「グランド・フィナーレ!」
「……というのが事のあらましだ」
「ほほう、直江殿の潔癖もとうとうここまで、というところですかな」
「家康殿はどう見る?」
「そうですな。いささか、疑問が残りまするな」
家康は居住まいを正し、あごをひと撫でする。
「まず、最初から途中までの『佐吉』に関する描写が、まるで三成殿自身が体験したように細かいこと」
「それは俺があいつの体に入ったときに得た情報だ」
「なるほど。では、三成殿がこちらに帰ってきたあとのことはどう説明される? 私と碁を打っていたではありませんか」
「そのことだがな、俺も不思議でならないところだ。まるで、テレビとかいうもののように頭に映像が入ってきたものだからな」
「ふむ……。これは同じ体に入っていたことが原因と考えていいでしょうな」
見たことはないが、関ヶ原の決戦以前に戦略を立てているとき、家康はこうしてあごを撫で、頷きながら考えていたのではないだろうかと思えるほど、眼差しは真剣だ。

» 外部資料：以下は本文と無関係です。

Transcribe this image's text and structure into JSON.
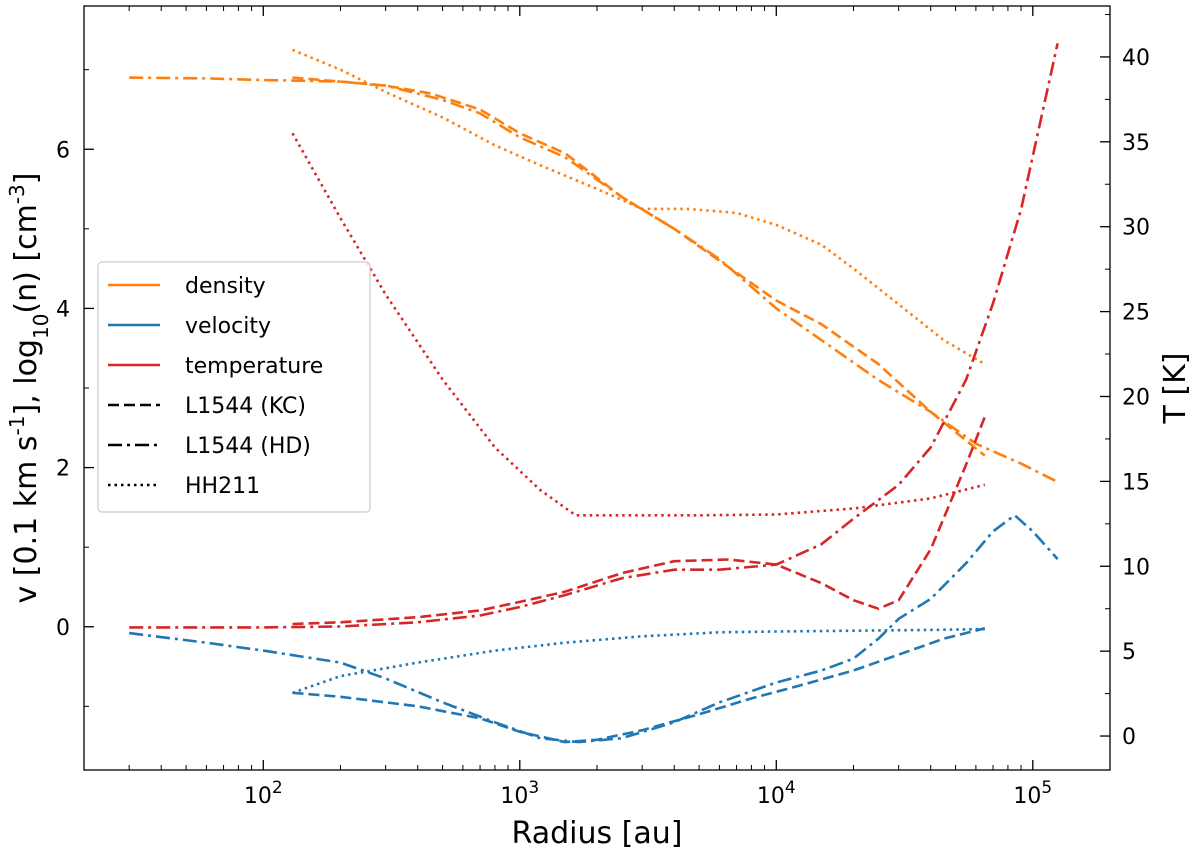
{
  "chart_data": {
    "type": "line",
    "xlabel": "Radius    [au]",
    "ylabel_left_parts": [
      "v  [0.1 km s",
      "-1",
      "],    log",
      "10",
      "(n)   [cm",
      "-3",
      "]"
    ],
    "ylabel_right": "T  [K]",
    "x_scale": "log",
    "xlim": [
      20,
      200000
    ],
    "ylim_left": [
      -1.8,
      7.8
    ],
    "ylim_right": [
      -2,
      43
    ],
    "x_tick_labels": [
      {
        "base": "10",
        "exp": "2",
        "value": 100
      },
      {
        "base": "10",
        "exp": "3",
        "value": 1000
      },
      {
        "base": "10",
        "exp": "4",
        "value": 10000
      },
      {
        "base": "10",
        "exp": "5",
        "value": 100000
      }
    ],
    "y_left_ticks": [
      0,
      2,
      4,
      6
    ],
    "y_left_tick_labels": [
      "0",
      "2",
      "4",
      "6"
    ],
    "y_right_ticks": [
      0,
      5,
      10,
      15,
      20,
      25,
      30,
      35,
      40
    ],
    "y_right_tick_labels": [
      "0",
      "5",
      "10",
      "15",
      "20",
      "25",
      "30",
      "35",
      "40"
    ],
    "grid": false,
    "legend_position": "center-left",
    "legend": [
      {
        "label": "density",
        "color": "#ff7f0e",
        "dash": "solid"
      },
      {
        "label": "velocity",
        "color": "#1f77b4",
        "dash": "solid"
      },
      {
        "label": "temperature",
        "color": "#d62728",
        "dash": "solid"
      },
      {
        "label": "L1544 (KC)",
        "color": "#000000",
        "dash": "dashed"
      },
      {
        "label": "L1544 (HD)",
        "color": "#000000",
        "dash": "dashdot"
      },
      {
        "label": "HH211",
        "color": "#000000",
        "dash": "dotted"
      }
    ],
    "series": [
      {
        "quantity": "density",
        "model": "L1544 (KC)",
        "color": "#ff7f0e",
        "dash": "dashed",
        "axis": "left",
        "x": [
          130,
          200,
          300,
          450,
          700,
          1000,
          1500,
          2500,
          4000,
          6000,
          10000,
          15000,
          25000,
          40000,
          65000
        ],
        "y": [
          6.9,
          6.85,
          6.8,
          6.7,
          6.5,
          6.2,
          5.95,
          5.4,
          5.0,
          4.6,
          4.1,
          3.8,
          3.3,
          2.7,
          2.15
        ]
      },
      {
        "quantity": "density",
        "model": "L1544 (HD)",
        "color": "#ff7f0e",
        "dash": "dashdot",
        "axis": "left",
        "x": [
          30,
          60,
          100,
          200,
          300,
          500,
          700,
          1000,
          1500,
          2500,
          4000,
          6000,
          10000,
          15000,
          25000,
          40000,
          60000,
          90000,
          125000
        ],
        "y": [
          6.9,
          6.89,
          6.87,
          6.85,
          6.8,
          6.62,
          6.45,
          6.15,
          5.9,
          5.4,
          5.0,
          4.62,
          4.0,
          3.6,
          3.1,
          2.7,
          2.3,
          2.05,
          1.82
        ]
      },
      {
        "quantity": "density",
        "model": "HH211",
        "color": "#ff7f0e",
        "dash": "dotted",
        "axis": "left",
        "x": [
          130,
          200,
          300,
          500,
          800,
          1200,
          2000,
          3000,
          4500,
          7000,
          10000,
          15000,
          20000,
          30000,
          45000,
          65000
        ],
        "y": [
          7.25,
          7.0,
          6.72,
          6.4,
          6.05,
          5.8,
          5.5,
          5.25,
          5.25,
          5.2,
          5.05,
          4.8,
          4.5,
          4.05,
          3.6,
          3.3
        ]
      },
      {
        "quantity": "velocity",
        "model": "L1544 (KC)",
        "color": "#1f77b4",
        "dash": "dashed",
        "axis": "left",
        "x": [
          130,
          200,
          400,
          700,
          1000,
          1500,
          2000,
          3000,
          5000,
          8000,
          12000,
          20000,
          30000,
          45000,
          65000
        ],
        "y": [
          -0.83,
          -0.88,
          -1.0,
          -1.15,
          -1.32,
          -1.45,
          -1.42,
          -1.3,
          -1.1,
          -0.9,
          -0.75,
          -0.55,
          -0.35,
          -0.15,
          -0.02
        ]
      },
      {
        "quantity": "velocity",
        "model": "L1544 (HD)",
        "color": "#1f77b4",
        "dash": "dashdot",
        "axis": "left",
        "x": [
          30,
          60,
          100,
          200,
          300,
          500,
          800,
          1200,
          1700,
          2500,
          4000,
          6000,
          10000,
          15000,
          20000,
          25000,
          30000,
          40000,
          55000,
          70000,
          85000,
          100000,
          125000
        ],
        "y": [
          -0.08,
          -0.2,
          -0.3,
          -0.45,
          -0.65,
          -0.95,
          -1.2,
          -1.4,
          -1.45,
          -1.4,
          -1.2,
          -0.95,
          -0.7,
          -0.55,
          -0.4,
          -0.15,
          0.1,
          0.35,
          0.8,
          1.2,
          1.4,
          1.2,
          0.85
        ]
      },
      {
        "quantity": "velocity",
        "model": "HH211",
        "color": "#1f77b4",
        "dash": "dotted",
        "axis": "left",
        "x": [
          130,
          200,
          400,
          800,
          1500,
          3000,
          6000,
          10000,
          20000,
          40000,
          65000
        ],
        "y": [
          -0.83,
          -0.62,
          -0.45,
          -0.3,
          -0.2,
          -0.12,
          -0.07,
          -0.06,
          -0.05,
          -0.04,
          -0.03
        ]
      },
      {
        "quantity": "temperature",
        "model": "L1544 (KC)",
        "color": "#d62728",
        "dash": "dashed",
        "axis": "right",
        "x": [
          130,
          200,
          400,
          700,
          1000,
          1500,
          2500,
          4000,
          6500,
          10000,
          15000,
          20000,
          25000,
          30000,
          40000,
          55000,
          65000
        ],
        "y": [
          6.6,
          6.7,
          7.0,
          7.4,
          7.9,
          8.5,
          9.6,
          10.3,
          10.4,
          10.1,
          9.0,
          8.0,
          7.5,
          8.0,
          11.0,
          16.0,
          18.8
        ]
      },
      {
        "quantity": "temperature",
        "model": "L1544 (HD)",
        "color": "#d62728",
        "dash": "dashdot",
        "axis": "right",
        "x": [
          30,
          60,
          100,
          200,
          400,
          700,
          1000,
          1500,
          2500,
          4000,
          6000,
          10000,
          15000,
          20000,
          30000,
          40000,
          55000,
          70000,
          90000,
          110000,
          125000
        ],
        "y": [
          6.4,
          6.4,
          6.4,
          6.45,
          6.7,
          7.1,
          7.6,
          8.3,
          9.3,
          9.8,
          9.8,
          10.1,
          11.3,
          12.8,
          14.8,
          17.0,
          21.0,
          25.5,
          31.0,
          37.0,
          40.8
        ]
      },
      {
        "quantity": "temperature",
        "model": "HH211",
        "color": "#d62728",
        "dash": "dotted",
        "axis": "right",
        "x": [
          130,
          200,
          300,
          500,
          800,
          1200,
          1650,
          2500,
          5000,
          10000,
          20000,
          40000,
          65000
        ],
        "y": [
          35.5,
          30.5,
          26.0,
          21.0,
          17.0,
          14.5,
          13.0,
          13.0,
          13.0,
          13.05,
          13.4,
          14.0,
          14.8
        ]
      }
    ]
  }
}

「佐吉の体に入ったとき、三成殿は『なにも知らないそぶり』であったようだが」
「それは兼続のしわざだ。俺は『神としての兼続がなんの変わりもなく上に存在している』記憶を隠されていた」
「まあ、そんなところでしょうな。次に、その物語の不要な点がいくつか見受けられること」
「不要な点?」
「細かい点をあげるならば、『佐吉』のアフォリズムじみた言葉の数々だが……、これは三成殿の潜在意識を強く受け継いでいると考えればよい。しかし、明らかに不要なもの。それは直江殿――不義の直江殿が用意した『レベルアップシステム』」
「……たしかに、途中からまったくと言っていいほどレベルアップしたという描写はないな。俺も全てを見知ったわけではないが、少なくとも俺が読み取ったうちにはない」
「実はレベルアップしていた可能性もある、と」
「棄てきれないな」
「そもそも、不義の直江殿の目的が、やはりはっきりしておらぬ。マッドサイエンティストとは言うが、その実験をするためになぜ、『佐吉』を『レベルアップ』させる必要がある? 肝心なところは『ノーコメント』。あやつの真の目的とはなんであったか」
「……俺が予想するに、あいつは死んでしまいたかったのではないだろうか?」
「死を?」
「そうだ。不義の心は誰からも顧みられず、疎まれ、そしてそれを討つための舞台を用意され、正義のヒーローを送り込まれた。あいつは絶望していたのではないか?」
「レベルアップシステムについては」
「あいつは最初から全てを知っていた。だからこそ、全てを隠すように攪乱させるような矛盾を吐き出し続けた。その矛盾には本当に『意味がない』。ただ『自分が舞台を作っている』という精一杯の虚勢だった。――しかしあいつには現実を見ないことはできなかった。着実に迫る焦燥が正常な判断力を奪う。そこであいつはひとつ思いついたのだ。『三成の記憶・意識を挿入する』ということしか念頭になかったが、やつはそれに加算して『不義の行いをする私を三成は討つはずだ』という仮定を自分の計画にいれた。そのためには『肉体をレベルアップする必要がある』と考えたのだろう」
「なるほど。治部殿はいつのまにか、ひとの心の動きに敏感になられておる」
「……ふん。気の置けない友人のことしか想像できん。お前の腹のなかなど、今でもわからんわ」
「つまり、幸村は自分を『殺す』存在だと知っていながらも受け入れたのはその理由であるか」
「そうだな」
「次に、それとは少し離れるが『不義』の正体だ。あれは結局、不義の直江殿が生み出した架空の存在、とすることが妥当だろうが。どうやら、あの『不義』を倒すと佐吉の記憶がなくなるように設定されていた事実もあるようだし、『実験』も『計画』も同時に進む、一石二鳥であったのかな」
「ああ。だが、あいつは答えを残さなかった」
「先ほどの三成殿の仮定も、実際に真実かどうか問われれば、推測の域を出ないという答えになる」
「そうだ。あいつは墓場まで真実を持っていった」
「しかし、不義の心は『死』んだ場合、どこへ行くのやらな」
「さあ」
茶をすすり、俺は熱くなった息を吐いた。